Thinking about it I think it is actually possible for that to happen because there're not the right locks in place.
Consider two concurrent processes (a) and (b), both of which execute the aforementioned process
method.
This method locks the whole sale table, but that does not happen at the very beginning of the transaction but a little bit afterwards.
What can happen is the following:
(a) BEGIN; (b) BEGIN; (a) Succeeds locking the table (a) Computes process and creates new invoices (a) COMMIT; (b) Succeeds locking the table because (a) has already commited (b) Computes process and creates new invoices again because its transasction started BEFORE (a) had finished, so it does not find the invoice lines created by (a) (b) COMMIT;
It seems the problem would still exist even if Tryton used SERIALIZABLE isolation level instead of REPEATABLE READ.
I've been thinking about it and the only solution I found so far is to have a mechanism by which trytond would open a transaction (1), force de lock (probably using lock_id), keep that transaction open until the end of the RPC request. Then, start a new (2) transaction "in parallel" to the one started.

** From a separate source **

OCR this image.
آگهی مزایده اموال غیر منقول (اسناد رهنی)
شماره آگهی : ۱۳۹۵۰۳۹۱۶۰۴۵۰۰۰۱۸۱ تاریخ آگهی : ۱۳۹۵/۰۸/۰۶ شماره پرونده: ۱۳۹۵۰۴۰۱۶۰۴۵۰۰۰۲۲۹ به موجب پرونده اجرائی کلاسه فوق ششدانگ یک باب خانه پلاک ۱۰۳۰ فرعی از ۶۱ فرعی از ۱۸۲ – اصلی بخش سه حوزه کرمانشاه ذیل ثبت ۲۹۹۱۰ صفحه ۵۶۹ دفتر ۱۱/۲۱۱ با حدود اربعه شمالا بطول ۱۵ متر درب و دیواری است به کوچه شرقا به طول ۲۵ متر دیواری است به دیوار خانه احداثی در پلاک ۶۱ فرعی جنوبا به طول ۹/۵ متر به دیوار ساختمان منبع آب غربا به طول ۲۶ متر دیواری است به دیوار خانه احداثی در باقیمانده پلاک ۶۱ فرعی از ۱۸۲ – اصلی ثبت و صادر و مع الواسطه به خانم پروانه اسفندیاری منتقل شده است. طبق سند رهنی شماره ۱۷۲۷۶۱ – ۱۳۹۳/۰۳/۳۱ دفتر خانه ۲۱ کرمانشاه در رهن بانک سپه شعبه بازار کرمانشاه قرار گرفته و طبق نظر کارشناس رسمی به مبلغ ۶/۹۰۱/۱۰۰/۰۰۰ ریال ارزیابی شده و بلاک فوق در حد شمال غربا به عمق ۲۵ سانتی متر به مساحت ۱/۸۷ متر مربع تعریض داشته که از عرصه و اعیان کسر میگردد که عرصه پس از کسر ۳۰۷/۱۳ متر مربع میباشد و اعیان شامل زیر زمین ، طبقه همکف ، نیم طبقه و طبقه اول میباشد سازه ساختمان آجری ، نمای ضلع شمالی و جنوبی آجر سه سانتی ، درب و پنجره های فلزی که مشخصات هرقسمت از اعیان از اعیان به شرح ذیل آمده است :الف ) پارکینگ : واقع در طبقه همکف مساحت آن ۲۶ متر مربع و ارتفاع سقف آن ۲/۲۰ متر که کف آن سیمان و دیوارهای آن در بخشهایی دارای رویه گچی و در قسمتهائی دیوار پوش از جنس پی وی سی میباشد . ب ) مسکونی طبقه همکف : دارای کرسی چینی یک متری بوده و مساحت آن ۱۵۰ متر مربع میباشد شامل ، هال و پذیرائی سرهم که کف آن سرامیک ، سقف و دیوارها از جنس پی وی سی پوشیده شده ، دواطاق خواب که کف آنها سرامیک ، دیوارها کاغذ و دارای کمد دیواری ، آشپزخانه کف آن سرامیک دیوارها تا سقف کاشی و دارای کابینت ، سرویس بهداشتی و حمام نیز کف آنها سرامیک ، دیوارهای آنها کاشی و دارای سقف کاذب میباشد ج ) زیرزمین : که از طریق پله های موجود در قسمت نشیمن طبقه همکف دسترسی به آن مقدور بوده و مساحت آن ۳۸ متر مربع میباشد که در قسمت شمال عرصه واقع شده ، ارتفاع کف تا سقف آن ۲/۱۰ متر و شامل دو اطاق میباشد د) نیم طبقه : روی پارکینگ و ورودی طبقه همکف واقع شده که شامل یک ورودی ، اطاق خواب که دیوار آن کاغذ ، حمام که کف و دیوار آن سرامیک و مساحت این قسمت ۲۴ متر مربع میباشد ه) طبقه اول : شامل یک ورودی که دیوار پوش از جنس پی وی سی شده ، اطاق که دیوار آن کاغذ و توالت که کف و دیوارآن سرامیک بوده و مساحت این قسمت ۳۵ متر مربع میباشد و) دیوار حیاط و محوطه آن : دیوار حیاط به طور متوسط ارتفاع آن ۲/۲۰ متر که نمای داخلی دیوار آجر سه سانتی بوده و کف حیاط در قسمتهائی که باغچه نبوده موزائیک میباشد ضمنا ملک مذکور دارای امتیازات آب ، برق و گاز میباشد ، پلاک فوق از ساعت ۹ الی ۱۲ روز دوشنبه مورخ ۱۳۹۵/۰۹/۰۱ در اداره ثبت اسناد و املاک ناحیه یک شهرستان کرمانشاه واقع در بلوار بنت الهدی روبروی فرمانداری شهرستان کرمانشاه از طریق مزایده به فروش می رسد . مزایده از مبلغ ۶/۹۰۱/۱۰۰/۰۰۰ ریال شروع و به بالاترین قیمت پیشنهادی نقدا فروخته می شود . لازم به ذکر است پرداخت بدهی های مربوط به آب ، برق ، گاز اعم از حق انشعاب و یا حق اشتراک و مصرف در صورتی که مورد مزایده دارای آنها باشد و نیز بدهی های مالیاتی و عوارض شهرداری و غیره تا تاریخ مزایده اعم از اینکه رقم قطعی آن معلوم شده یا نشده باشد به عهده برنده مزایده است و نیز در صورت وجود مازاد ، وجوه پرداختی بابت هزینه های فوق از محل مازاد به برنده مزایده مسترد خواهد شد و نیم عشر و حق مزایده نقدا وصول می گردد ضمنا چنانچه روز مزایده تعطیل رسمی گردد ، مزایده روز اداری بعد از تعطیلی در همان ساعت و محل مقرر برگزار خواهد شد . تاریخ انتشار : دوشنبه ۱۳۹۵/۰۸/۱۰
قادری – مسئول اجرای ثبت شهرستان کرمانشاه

This second transaction is the standard one used to process all the request. Once finished the request finishes, first transation (2) is commited, and then transaction (1) is commited.
Given that the lock would be held before the transaction reading the data is started we can be sure that the second call to process() will either fail (because (1) cannot lock) or read the right data (because (2) is started after the lock has been acquired.